Closed phamkhactu closed 10 months ago

phamkhactu commented 10 months ago

Check before submitting issues

Type of Issue

Model conversion and merging

Base Model

LLaMA-7B

Operating System

Linux

Describe your issue in detail

from your detail guide for merging Token. I deal with expanding my token llama2.

First of all, I have a fairseq model contains:

- bpe.codes
- dict.txt
- model.pt

I've searched on the internet, but I not found anythings to load sentencepiece model from pretrained fairseq

I am very happy if you can give me some code producer for merging token from fairseq pretrained weights.

Thank you very much!

Dependencies (must be provided for code-related issues)

No response

Execution logs or screenshots

No response

airaria commented 10 months ago

We worked with Hugging Face format models and tokenizers.
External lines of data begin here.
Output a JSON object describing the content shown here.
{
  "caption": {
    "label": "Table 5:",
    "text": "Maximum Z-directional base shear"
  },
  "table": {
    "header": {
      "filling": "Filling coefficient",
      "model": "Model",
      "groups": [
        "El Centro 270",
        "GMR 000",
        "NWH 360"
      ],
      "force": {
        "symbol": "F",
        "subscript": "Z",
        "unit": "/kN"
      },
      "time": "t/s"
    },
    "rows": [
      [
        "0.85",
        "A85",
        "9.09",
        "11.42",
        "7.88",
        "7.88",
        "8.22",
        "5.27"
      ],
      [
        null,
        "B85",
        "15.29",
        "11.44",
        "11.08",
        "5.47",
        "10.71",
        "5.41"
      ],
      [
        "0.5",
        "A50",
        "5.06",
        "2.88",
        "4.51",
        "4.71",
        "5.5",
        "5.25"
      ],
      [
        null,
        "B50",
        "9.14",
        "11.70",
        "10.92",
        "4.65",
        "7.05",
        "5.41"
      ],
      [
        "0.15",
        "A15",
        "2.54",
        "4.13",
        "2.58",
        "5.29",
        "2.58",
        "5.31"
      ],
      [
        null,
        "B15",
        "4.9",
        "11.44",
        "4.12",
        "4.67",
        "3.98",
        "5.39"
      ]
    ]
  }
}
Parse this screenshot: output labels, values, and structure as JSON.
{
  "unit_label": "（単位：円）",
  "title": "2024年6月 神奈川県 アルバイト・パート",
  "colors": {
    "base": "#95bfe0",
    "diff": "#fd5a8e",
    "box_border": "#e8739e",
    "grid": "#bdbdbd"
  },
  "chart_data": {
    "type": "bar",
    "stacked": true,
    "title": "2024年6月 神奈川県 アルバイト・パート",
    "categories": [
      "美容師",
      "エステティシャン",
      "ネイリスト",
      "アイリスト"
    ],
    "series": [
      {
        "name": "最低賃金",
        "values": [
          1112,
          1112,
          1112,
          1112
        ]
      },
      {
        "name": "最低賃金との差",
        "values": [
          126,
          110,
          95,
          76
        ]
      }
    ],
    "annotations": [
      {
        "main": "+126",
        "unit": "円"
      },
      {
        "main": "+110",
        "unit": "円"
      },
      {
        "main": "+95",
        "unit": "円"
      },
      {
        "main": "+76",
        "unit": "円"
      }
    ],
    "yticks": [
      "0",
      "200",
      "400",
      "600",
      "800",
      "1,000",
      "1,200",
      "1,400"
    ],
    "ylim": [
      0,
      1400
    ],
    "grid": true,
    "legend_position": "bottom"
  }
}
If you have fairseq pretrained weights, you have to convert them to the hf format first, or you can find the Hugging Face format models and tokenizers here: https://huggingface.co/meta-llama/Llama-2-7b-hf

phamkhactu commented 10 months ago

Hi @airaria

yeah, thank for your sharing, I am so sorry for making you confuse.

I have llama2-hf model and fairseq bart model(another token to merge), as your example in line 17 to line 18, I know that I must convert to "fairseq" to "sentencepiece" to expand token.

Could you give me solution?